Green Tips: How to Organize Your Own Clean-Up
Green Tips | September 9, 2021
September 18th, 2021 is National Clean-Up Day! If you’re interested in participating in a clean-up, check out the National Clean-Up Day website. If you would like to organize a clean-up of your own either this month or in the future, we have some tips for you this week! Whether a beach clean-up or collecting litter in the park, hands-on work is really helpful in beautifying our outdoor spaces. Here are some tips to help you organize your own clean-up:
- Choose a Location
- Choose a location in your community that needs a good clean-up. Maybe it’s a waterfront, public park, or on the grounds of a community center or library that’s been ravished by trash. Talk to members of your community for input, too.
- Know the area before your event to familiarize yourself with the area. Set a clean-up route and decide on boundaries ahead of time.
- Be sure to check with your local government about permitting.
- Work with Partners
- It’s recommended that you reach out to community groups, other local stakeholders, and even local elected officials to work together on the event. Event partners can help with organizing and/or helping to spread awareness of the event.
- Community groups may have strategic partnerships with local stakeholders, vendors, or elected officials.
- Work with your event partners to come up with a date and time that works for everyone.
- Materials Needed During the Clean-Up
- Will you provide gloves, grabbers, and bags for participants or ask that folks bring their own?
- Will you have recycling and garbage receptacles at the clean-up site? Depending on how much refuse is expected to be collected, you may need a larger container available for disposal.
- Informational flyers and signs to guide participants during the event will help make sure everyone is on the same page. You may want to educate volunteers on hazardous materials, what not to pick up, and the boundaries of the clean-up site.
- Participants will also appreciate snacks and hand sanitizer at the event.
- Things to Consider
- Check-in and waivers: It may be helpful to have a table set up at your clean-up location so you can check folks in (if you have an RSVP requirement). The table will also provide an anchor point for folks to go to in case they need materials, have questions, or need to fill out any forms. We recommend that you create a liability waiver.

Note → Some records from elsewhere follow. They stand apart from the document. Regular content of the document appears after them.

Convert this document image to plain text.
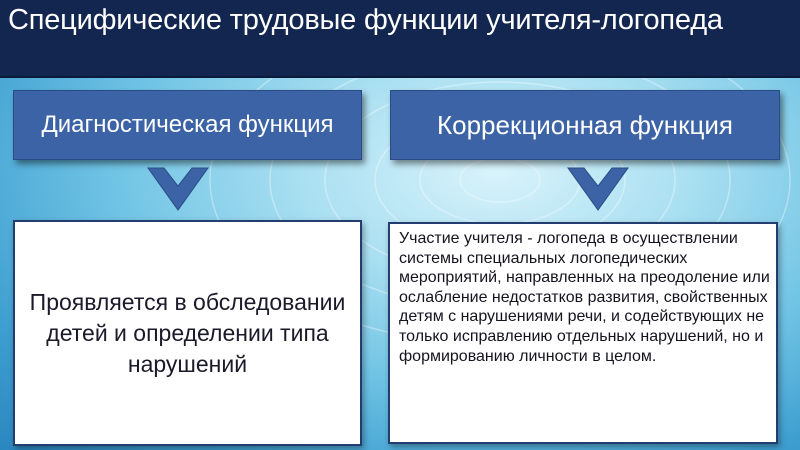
Специфические трудовые функции учителя-логопеда
Диагностическая функция	Коррекционная функция
Проявляется в обследовании детей и определении типа нарушений
Участие учителя - логопеда в осуществлении системы специальных логопедических мероприятий, направленных на преодоление или ослабление недостатков развития, свойственных детям с нарушениями речи, и содействующих не только исправлению отдельных нарушений, но и формированию личности в целом.
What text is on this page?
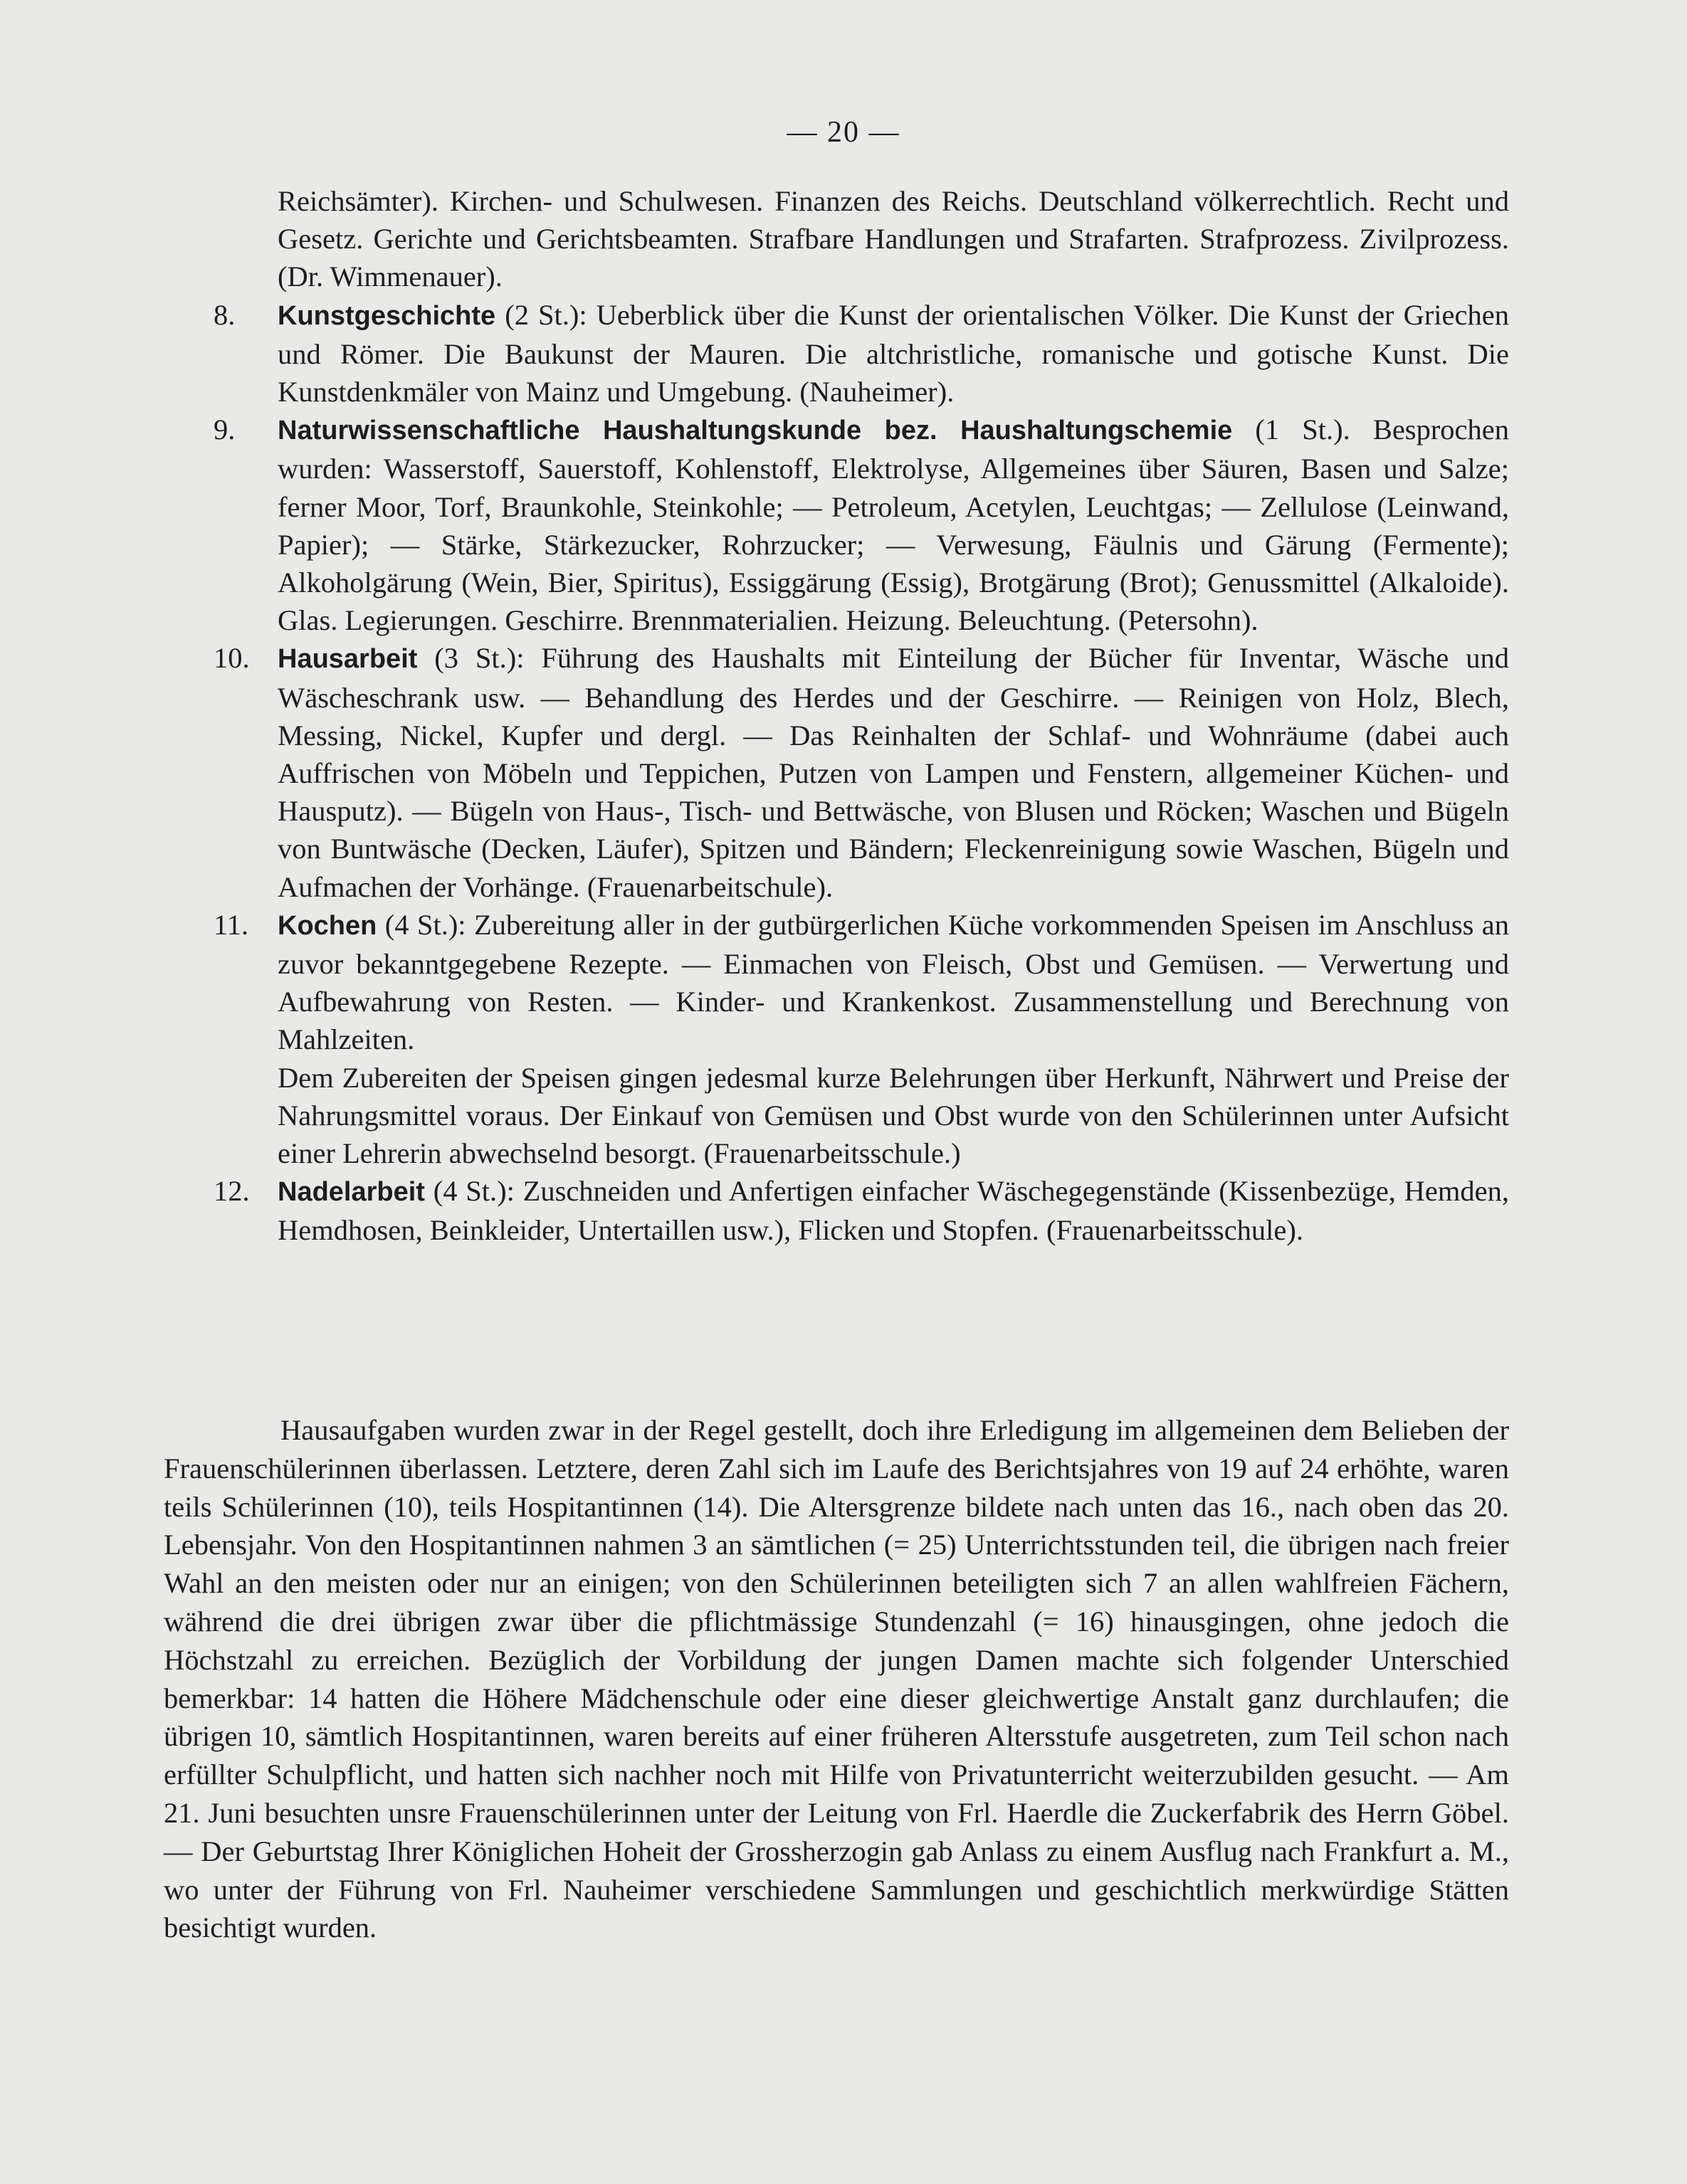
— 20 —
Reichsämter). Kirchen- und Schulwesen. Finanzen des Reichs. Deutschland völkerrechtlich. Recht und Gesetz. Gerichte und Gerichtsbeamten. Strafbare Handlungen und Strafarten. Strafprozess. Zivilprozess. (Dr. Wimmenauer).
8.	Kunstgeschichte (2 St.): Ueberblick über die Kunst der orientalischen Völker. Die Kunst der Griechen und Römer. Die Baukunst der Mauren. Die altchristliche, romanische und gotische Kunst. Die Kunstdenkmäler von Mainz und Umgebung. (Nauheimer).
9.	Naturwissenschaftliche Haushaltungskunde bez. Haushaltungschemie (1 St.). Besprochen wurden: Wasserstoff, Sauerstoff, Kohlenstoff, Elektrolyse, Allgemeines über Säuren, Basen und Salze; ferner Moor, Torf, Braunkohle, Steinkohle; — Petroleum, Acetylen, Leuchtgas; — Zellulose (Leinwand, Papier); — Stärke, Stärkezucker, Rohrzucker; — Verwesung, Fäulnis und Gärung (Fermente); Alkoholgärung (Wein, Bier, Spiritus), Essiggärung (Essig), Brotgärung (Brot); Genussmittel (Alkaloide). Glas. Legierungen. Geschirre. Brennmaterialien. Heizung. Beleuchtung. (Petersohn).
10.	Hausarbeit (3 St.): Führung des Haushalts mit Einteilung der Bücher für Inventar, Wäsche und Wäscheschrank usw. — Behandlung des Herdes und der Geschirre. — Reinigen von Holz, Blech, Messing, Nickel, Kupfer und dergl. — Das Reinhalten der Schlaf- und Wohnräume (dabei auch Auffrischen von Möbeln und Teppichen, Putzen von Lampen und Fenstern, allgemeiner Küchen- und Hausputz). — Bügeln von Haus-, Tisch- und Bettwäsche, von Blusen und Röcken; Waschen und Bügeln von Buntwäsche (Decken, Läufer), Spitzen und Bändern; Fleckenreinigung sowie Waschen, Bügeln und Aufmachen der Vorhänge. (Frauenarbeitschule).
11.	Kochen (4 St.): Zubereitung aller in der gutbürgerlichen Küche vorkommenden Speisen im Anschluss an zuvor bekanntgegebene Rezepte. — Einmachen von Fleisch, Obst und Gemüsen. — Verwertung und Aufbewahrung von Resten. — Kinder- und Krankenkost. Zusammenstellung und Berechnung von Mahlzeiten.
Dem Zubereiten der Speisen gingen jedesmal kurze Belehrungen über Herkunft, Nährwert und Preise der Nahrungsmittel voraus. Der Einkauf von Gemüsen und Obst wurde von den Schülerinnen unter Aufsicht einer Lehrerin abwechselnd besorgt. (Frauenarbeitsschule.)
12.	Nadelarbeit (4 St.): Zuschneiden und Anfertigen einfacher Wäschegegenstände (Kissenbezüge, Hemden, Hemdhosen, Beinkleider, Untertaillen usw.), Flicken und Stopfen. (Frauenarbeitsschule).
Hausaufgaben wurden zwar in der Regel gestellt, doch ihre Erledigung im allgemeinen dem Belieben der Frauenschülerinnen überlassen. Letztere, deren Zahl sich im Laufe des Berichtsjahres von 19 auf 24 erhöhte, waren teils Schülerinnen (10), teils Hospitantinnen (14). Die Altersgrenze bildete nach unten das 16., nach oben das 20. Lebensjahr. Von den Hospitantinnen nahmen 3 an sämtlichen (= 25) Unterrichtsstunden teil, die übrigen nach freier Wahl an den meisten oder nur an einigen; von den Schülerinnen beteiligten sich 7 an allen wahlfreien Fächern, während die drei übrigen zwar über die pflichtmässige Stundenzahl (= 16) hinausgingen, ohne jedoch die Höchstzahl zu erreichen. Bezüglich der Vorbildung der jungen Damen machte sich folgender Unterschied bemerkbar: 14 hatten die Höhere Mädchenschule oder eine dieser gleichwertige Anstalt ganz durchlaufen; die übrigen 10, sämtlich Hospitantinnen, waren bereits auf einer früheren Altersstufe ausgetreten, zum Teil schon nach erfüllter Schulpflicht, und hatten sich nachher noch mit Hilfe von Privatunterricht weiterzubilden gesucht. — Am 21. Juni besuchten unsre Frauenschülerinnen unter der Leitung von Frl. Haerdle die Zuckerfabrik des Herrn Göbel. — Der Geburtstag Ihrer Königlichen Hoheit der Grossherzogin gab Anlass zu einem Ausflug nach Frankfurt a. M., wo unter der Führung von Frl. Nauheimer verschiedene Sammlungen und geschichtlich merkwürdige Stätten besichtigt wurden.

- Access to public bathrooms and wheelchair accessibility: are there facilities nearby or will you need to bring in a portable restroom? Make sure people are aware of where to go. Consider folks with physical disabilities- are there certain areas of the clean-up site that are more accessible than others?

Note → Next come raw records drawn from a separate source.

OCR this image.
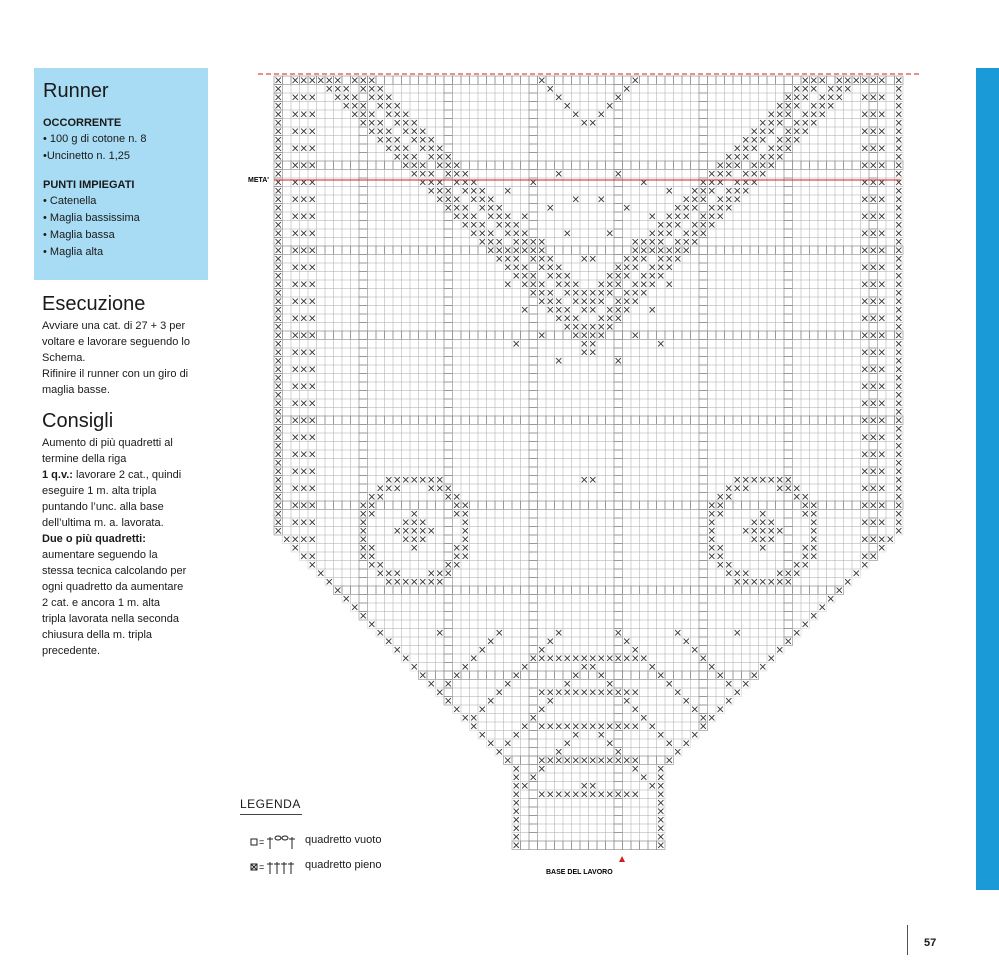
Runner
OCCORRENTE
• 100 g di cotone n. 8
•Uncinetto n. 1,25
PUNTI IMPIEGATI
• Catenella
• Maglia bassissima
• Maglia bassa
• Maglia alta
Esecuzione
Avviare una cat. di 27 + 3 per
voltare e lavorare seguendo lo
Schema.
Rifinire il runner con un giro di
maglia basse.
Consigli
Aumento di più quadretti al
termine della riga
1 q.v.: lavorare 2 cat., quindi
eseguire 1 m. alta tripla
puntando l’unc. alla base
dell’ultima m. a. lavorata.
Due o più quadretti:
aumentare seguendo la
stessa tecnica calcolando per
ogni quadretto da aumentare
2 cat. e ancora 1 m. alta
tripla lavorata nella seconda
chiusura della m. tripla
precedente.
META'
BASE DEL LAVORO
LEGENDA
=	quadretto vuoto
=	quadretto pieno
57
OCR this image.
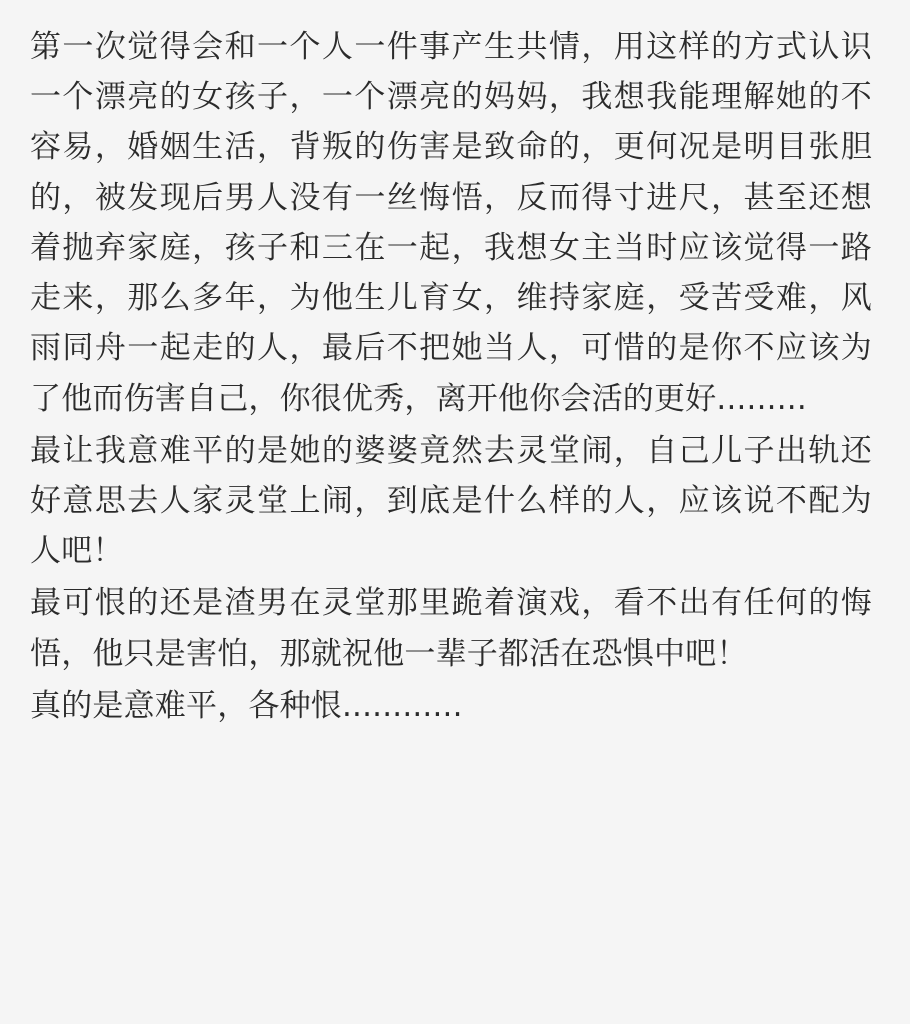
第一次觉得会和一个人一件事产生共情，用这样的方式认识一个漂亮的女孩子，一个漂亮的妈妈，我想我能理解她的不容易，婚姻生活，背叛的伤害是致命的，更何况是明目张胆的，被发现后男人没有一丝悔悟，反而得寸进尺，甚至还想着抛弃家庭，孩子和三在一起，我想女主当时应该觉得一路走来，那么多年，为他生儿育女，维持家庭，受苦受难，风雨同舟一起走的人，最后不把她当人，可惜的是你不应该为了他而伤害自己，你很优秀，离开他你会活的更好.........

最让我意难平的是她的婆婆竟然去灵堂闹，自己儿子出轨还好意思去人家灵堂上闹，到底是什么样的人，应该说不配为人吧！

最可恨的还是渣男在灵堂那里跪着演戏，看不出有任何的悔悟，他只是害怕，那就祝他一辈子都活在恐惧中吧！

真的是意难平，各种恨............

- Rain date: typically it’s advised to have a rain date as a backup. Cleaning up in the rain won’t attract many participants and can be a hazard depending on the location.

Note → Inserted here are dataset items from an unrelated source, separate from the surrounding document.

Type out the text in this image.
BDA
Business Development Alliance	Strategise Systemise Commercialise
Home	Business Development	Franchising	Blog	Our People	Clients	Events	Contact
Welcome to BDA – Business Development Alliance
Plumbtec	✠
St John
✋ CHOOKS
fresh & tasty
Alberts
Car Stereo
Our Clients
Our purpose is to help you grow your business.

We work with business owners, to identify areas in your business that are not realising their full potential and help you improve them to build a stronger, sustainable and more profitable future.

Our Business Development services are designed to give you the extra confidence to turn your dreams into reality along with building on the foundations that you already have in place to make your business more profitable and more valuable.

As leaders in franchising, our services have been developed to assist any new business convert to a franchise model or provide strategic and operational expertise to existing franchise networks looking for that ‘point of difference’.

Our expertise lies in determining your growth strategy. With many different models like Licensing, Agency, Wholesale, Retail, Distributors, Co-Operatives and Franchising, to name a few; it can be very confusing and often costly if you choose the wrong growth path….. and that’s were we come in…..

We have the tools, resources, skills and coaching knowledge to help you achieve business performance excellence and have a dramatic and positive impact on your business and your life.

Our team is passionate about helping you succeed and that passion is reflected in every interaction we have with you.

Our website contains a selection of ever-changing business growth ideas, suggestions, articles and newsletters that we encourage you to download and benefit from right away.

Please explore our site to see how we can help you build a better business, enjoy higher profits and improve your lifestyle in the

- Event staff/volunteers: recruit a few people to handle certain aspects of the event (leaders to lead the group, someone to stay at the check-in table, someone to hand out materials and snacks, etc.) Make sure participants know who the point-person is for various needs.
- Spread the Word
- Use flyers and post them around town. If you have an RSVP requirement, QR codes are a great way to ease the sign-up process.
- Use your event partner’s networks to help spread the word among their membership.
- Use social media platforms.
- Register your clean-up on the National Clean-Up Day’s webpage.
- Track your Progress
- Depending on your type of clean-up, consider using a tracker app to help collect data on pollution. If you’re by a waterway, add to the Marine Debris Tracker, or chart your collection another way.
- There are other citizen science clean-up initiatives to encourage your participants to get involved with. Usually, all they need is their phone!
We hope you find these tips helpful! Maybe you will be the start of a yearly clean-up initiative in your community! We cheer you on and hope you have a great National Clean-Up Day on September 18th!